A 3-Year Longitudinal Study of the Effect of Physical Activity on the Accrual of Bone Mineral Density in Healthy Adolescent Males

It has previously been suggested that physical activity predominantly influences the accumulation of bone density before puberty. The purpose of the present study was to examine the effect of physical activity on the accumulation of bone mass in male athletes between 16 and 19 years of age.

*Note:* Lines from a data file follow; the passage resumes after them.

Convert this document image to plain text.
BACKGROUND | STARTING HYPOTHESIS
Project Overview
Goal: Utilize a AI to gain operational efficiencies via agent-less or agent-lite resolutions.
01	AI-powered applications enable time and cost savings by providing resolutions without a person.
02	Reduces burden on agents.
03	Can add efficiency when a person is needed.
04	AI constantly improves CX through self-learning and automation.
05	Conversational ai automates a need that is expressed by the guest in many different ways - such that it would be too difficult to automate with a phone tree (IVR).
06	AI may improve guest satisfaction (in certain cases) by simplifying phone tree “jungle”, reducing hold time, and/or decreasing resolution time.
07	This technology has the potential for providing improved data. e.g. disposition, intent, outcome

The cohort studied consisted of 12 badminton players (aged 16.1 ± 0.5), 20 ice hockey players (aged 16.1 ± 0.5), and 24 age-matched controls (aged 16.1 ± 0.6). The bone mineral density (BMD, g/cm²) of the total body, spine, dominant and nondominant humerus, head and femoral neck was measured twice with a 3-year interval by dual energy X-ray absorptiometry (DXA). In addition, at the femoral neck, volumetric bone mineral density (vBMD, mg/cm³) was estimated. At baseline, the athletes as a whole group had significantly higher BMD at the total body (P = 0.03), dominant (P = 0.006) and nondominant humerus (P = 0.009) and femoral neck (P = 0.007) compared to the controls. At the 3-year followup, the athletes had significantly higher BMD at all sites (total body; P = 0.003, spine; P = 0.02, dominant humerus; P = 0.001, nondominant humerus; P = <0.001, femoral neck; P = 0.001) except for the head (P = 0.91) compared with controls. The athletes also had higher vBMD at the femoral neck compared with the controls (P = 0.01). Furthermore, to be an athlete was found to be independently associated with a higher increase in nondominant humerus BMD ( = 0.24; P < 0.05) and femoral neck BMD ( = 0.30; P < 0.05) compared with the controls, during the study period. In summary, these results suggests that it is possible to achieve continuous gains in bone mass in sites exposed to osteogenic stimulation after puberty in males by engaging in weight-bearing physical activity.